I don’t know about others who have called Team Associated lately and who they been talking to, but after having been a loyal Team Associated vehicle owner of one sort or another over the past fifteen years I have to sayI become increasingly dissatisfied with your products, in particular the SC104x4.

I find it hard to believe that when I called today seeking warranty support for the substandard components/parts that I (and plenty of others)have had to contend with, I spoke with Chris in product support and I explained how the slipper assembly overheated, essentially melting things like the slipper pad to the spur and heating the spring to the point it became discolored and useless (despite being “locked down”).

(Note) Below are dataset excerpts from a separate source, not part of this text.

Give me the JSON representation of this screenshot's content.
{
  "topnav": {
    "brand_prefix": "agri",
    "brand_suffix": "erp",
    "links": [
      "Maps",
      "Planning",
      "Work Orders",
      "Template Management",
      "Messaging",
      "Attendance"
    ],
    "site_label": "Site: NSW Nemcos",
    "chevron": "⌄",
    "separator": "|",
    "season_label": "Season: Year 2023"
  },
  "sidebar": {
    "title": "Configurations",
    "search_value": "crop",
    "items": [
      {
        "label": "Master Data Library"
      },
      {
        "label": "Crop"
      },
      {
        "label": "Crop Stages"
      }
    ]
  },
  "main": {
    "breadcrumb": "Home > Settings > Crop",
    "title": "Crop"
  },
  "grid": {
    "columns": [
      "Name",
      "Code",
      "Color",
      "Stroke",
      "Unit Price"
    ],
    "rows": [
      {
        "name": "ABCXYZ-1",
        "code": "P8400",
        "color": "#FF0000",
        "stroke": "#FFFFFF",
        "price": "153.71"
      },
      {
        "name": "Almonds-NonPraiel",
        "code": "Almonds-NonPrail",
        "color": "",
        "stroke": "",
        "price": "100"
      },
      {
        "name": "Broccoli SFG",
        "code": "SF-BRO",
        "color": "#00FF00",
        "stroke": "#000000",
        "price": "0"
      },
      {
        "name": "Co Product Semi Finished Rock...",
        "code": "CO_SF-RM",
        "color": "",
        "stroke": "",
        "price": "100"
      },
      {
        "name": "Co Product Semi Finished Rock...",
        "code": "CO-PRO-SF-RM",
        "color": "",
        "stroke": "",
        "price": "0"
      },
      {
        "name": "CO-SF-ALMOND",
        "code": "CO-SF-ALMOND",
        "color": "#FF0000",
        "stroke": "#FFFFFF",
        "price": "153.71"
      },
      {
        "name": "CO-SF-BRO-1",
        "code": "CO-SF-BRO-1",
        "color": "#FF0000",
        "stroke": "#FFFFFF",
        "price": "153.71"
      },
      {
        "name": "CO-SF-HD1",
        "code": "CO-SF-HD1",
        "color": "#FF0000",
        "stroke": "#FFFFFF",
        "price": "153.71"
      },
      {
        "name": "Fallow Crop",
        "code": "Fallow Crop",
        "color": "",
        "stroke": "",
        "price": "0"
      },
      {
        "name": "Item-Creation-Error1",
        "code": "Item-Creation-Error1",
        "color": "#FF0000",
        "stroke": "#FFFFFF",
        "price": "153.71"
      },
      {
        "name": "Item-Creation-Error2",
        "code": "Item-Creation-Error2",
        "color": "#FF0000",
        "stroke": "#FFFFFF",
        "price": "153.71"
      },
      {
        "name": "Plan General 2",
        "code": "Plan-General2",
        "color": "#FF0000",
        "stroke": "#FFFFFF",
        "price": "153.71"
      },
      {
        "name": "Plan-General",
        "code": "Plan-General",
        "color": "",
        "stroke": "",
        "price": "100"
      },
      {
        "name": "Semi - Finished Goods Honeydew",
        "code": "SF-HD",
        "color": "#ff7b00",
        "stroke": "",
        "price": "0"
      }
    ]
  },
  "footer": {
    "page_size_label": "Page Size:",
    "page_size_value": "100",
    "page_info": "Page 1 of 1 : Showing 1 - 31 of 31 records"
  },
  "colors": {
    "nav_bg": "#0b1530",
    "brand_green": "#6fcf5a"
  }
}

He informed me would only be replacing few specific components ( implying I should happy with that) and that the “best solution” was to purchase the ClutchBasket. Really? I have no doubt it works but should I have to be directed to a third party manufacturer to resolve an issue with your product design? You should at least be willing to replace the slipper components when it’s been clearly identified as a week point in the drivetrain. I also mentioned the “bent”front/rear A arms and I was informed that these would not be replaced under warranty because in his opinion this was caused by the vehicle sitting too long on its wheels… and they’re made “soft”on purpose to avoid breakage. Again…really? So just like the substandard slipper design I now have to consider paying for RPM A arms (or buy AE’s) to compensate for poorly manufactured/designed AE A arms. All of this after I received the truck minus the entire shock bag and having to wait months for replacements to be sent.

I want to believe this is an isolated experience and that if management knew about this they would attempt to make it right but I’m not entirely convinced. I hope others have avoided these sort of problems and havereceived better service and support but I know this has certainly discouraged me from commenting positively about my Team Associated experience.